The only benefit that she could see from the lockdown, she said, perhaps, was that since everyone else was forced to work at home too, it might have made some companies or individuals a little more open minded towards working with freelancers who operate remotely. “So maybe you could say this situation might turn out to be in my favour moving forward,” she asid.
To cope with the negative effects of the pandemic, Khoo said she tries to take on whatever work that she can and not be picky about the nature of the work.
“But having said that, I usually practice this in the way I do my freelance work, even in the absence of COVID-19,” she said. “I am also trying to diversify my work. For example, I am looking into ways to retrain myself in IT skills as I was an IT graduate and worked as a programmer for a season (prior to becoming a writer).
Tips for other freelancers:
1. Just start somewhere
If you’re just starting out, It’s very likely not going to be a perfect scenario on your first freelance gig, she said, but just take it in your stride and give it your best shot. “Things will improve eventually. Don’t be too hard on yourself,” she said.
2. Keep an open mind and don’t be too picky
Sometimes, being open to lower offers may not necessarily work against you, she said. Taking up such roles or jobs might expand your capabilities or give you an invaluable experience that you will treasure later on.
“Most of us have preferences on the type of work we’d like to do or the remuneration rate that we think we deserve. There will be times that you’ll come across something you don’t expect, or a work opportunity that doesn’t seem to be of much value (for example, in terms of the pay). But don’t turn it down straight away. Hear out the potential client and give it some thought,” she said.
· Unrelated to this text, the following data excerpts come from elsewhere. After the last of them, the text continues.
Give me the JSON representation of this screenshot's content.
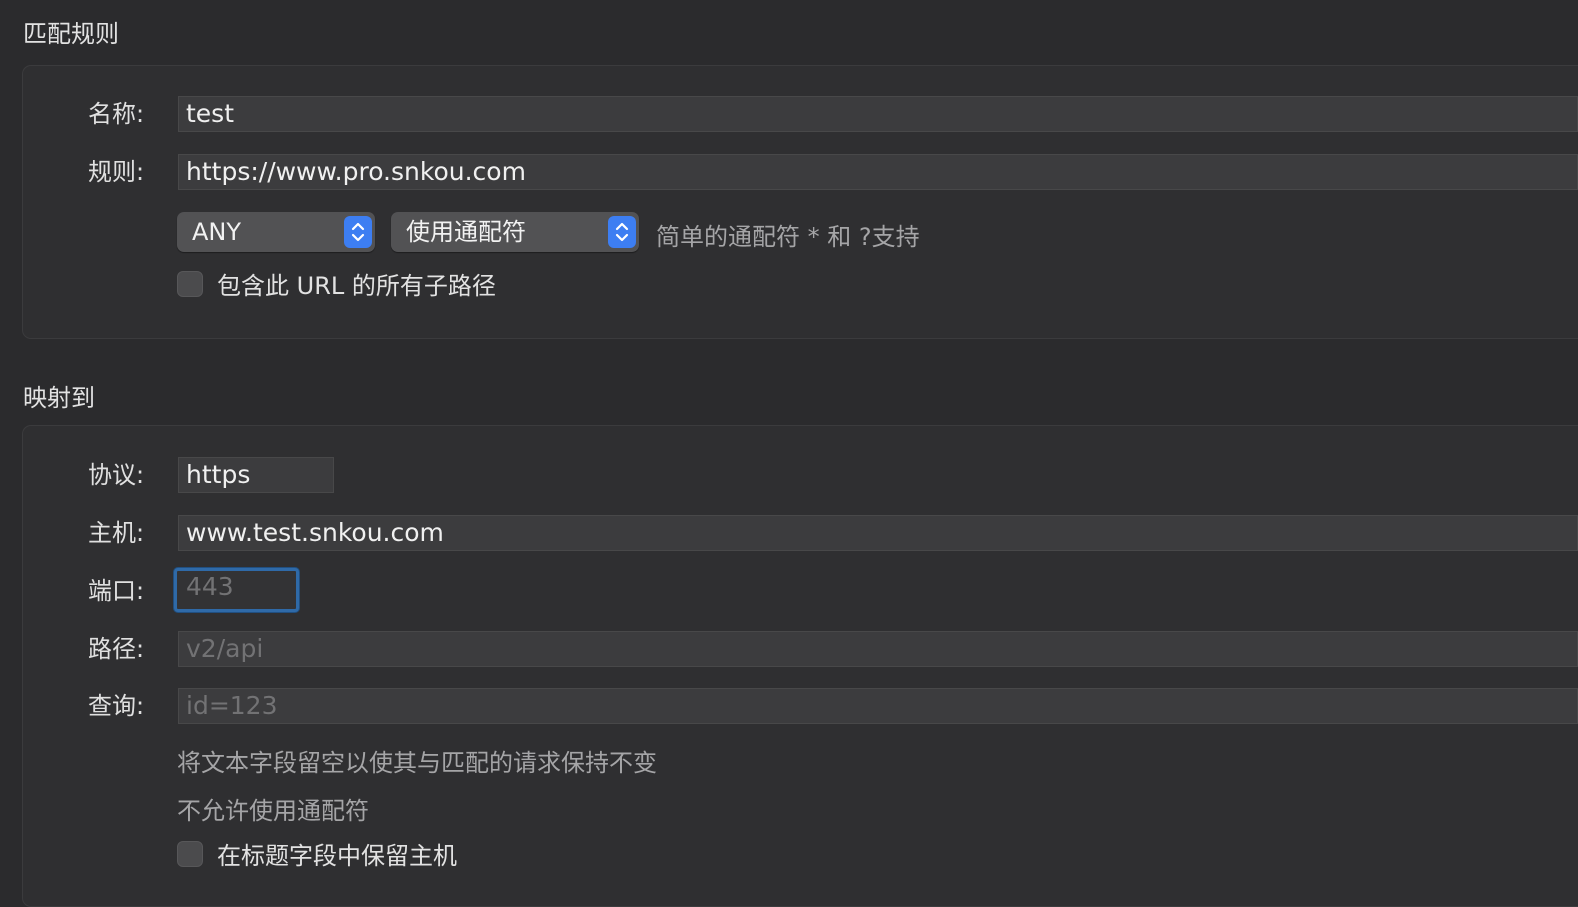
{
  "match_rules": {
    "title": "匹配规则",
    "name_label": "名称:",
    "name_value": "test",
    "rule_label": "规则:",
    "rule_value": "https://www.pro.snkou.com",
    "method_select": "ANY",
    "wildcard_select": "使用通配符",
    "wildcard_hint": "简单的通配符 * 和 ?支持",
    "include_subpaths_label": "包含此 URL 的所有子路径"
  },
  "map_to": {
    "title": "映射到",
    "protocol_label": "协议:",
    "protocol_value": "https",
    "host_label": "主机:",
    "host_value": "www.test.snkou.com",
    "port_label": "端口:",
    "port_placeholder": "443",
    "path_label": "路径:",
    "path_placeholder": "v2/api",
    "query_label": "查询:",
    "query_placeholder": "id=123",
    "note_empty": "将文本字段留空以使其与匹配的请求保持不变",
    "note_no_wildcard": "不允许使用通配符",
    "preserve_host_label": "在标题字段中保留主机"
  },
  "colors": {
    "background": "#2b2b2d",
    "accent": "#3d7ef2",
    "focus_ring": "#2f6aa8"
  },
  "icons": [
    "chevron-updown-icon"
  ]
}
3. Decide on how you will set your rates and try to stick to what you have decided
This is crucial, Khoo said, because every freelancer should be happy with what they earn. “In the Malaysian market, there will always be someone out there who is going to berate you for the rates you charge,” she said. “So do your research and be thorough and all that in determining your rate, but don’t be afraid to be firm about what you are comfortable charging your clients.
If the potential client can’t agree to a given rate, Khoo said, be polite, but decline to work with them if it’s a must.
4. Do your work with excellence
“No matter how big or small the task or who the client is, I believe we should always give our best. It affects our overall reputation and earns the respect of others,” she said.
Interested in freelancing – what should you know?
The effects of COVID-19 vary according to each freelancer’s industry, experience and background. So it’s hard to say if the industry has been badly affected or just partially.
Either way, a common trend we found among freelancers is that most clients are going digital requiring freelancers to be able to produce more and more material for that particular platform.
Now may not be a bad time to enter the freelancing market, especially as companies are looking to ramp up their digital presence, but as always with most things that you pursue, know what you’re getting into.
We also advise you to check these items off your list before going into freelance
- Identify your skills and hone it
- Looking for jobs isn’t easy so pitch if you must!
- Build a strong portfolio and make it visible everywhere
- Be open to negotiating your freelance rate but know your worth
- Manage your work and time, create a dedicated work space if you must
- Follow up on the payment
- Know how to save up for a rainy day (read: COVID-19)
- Personal branding and networking is important
We hope you found this piece insightful and interesting!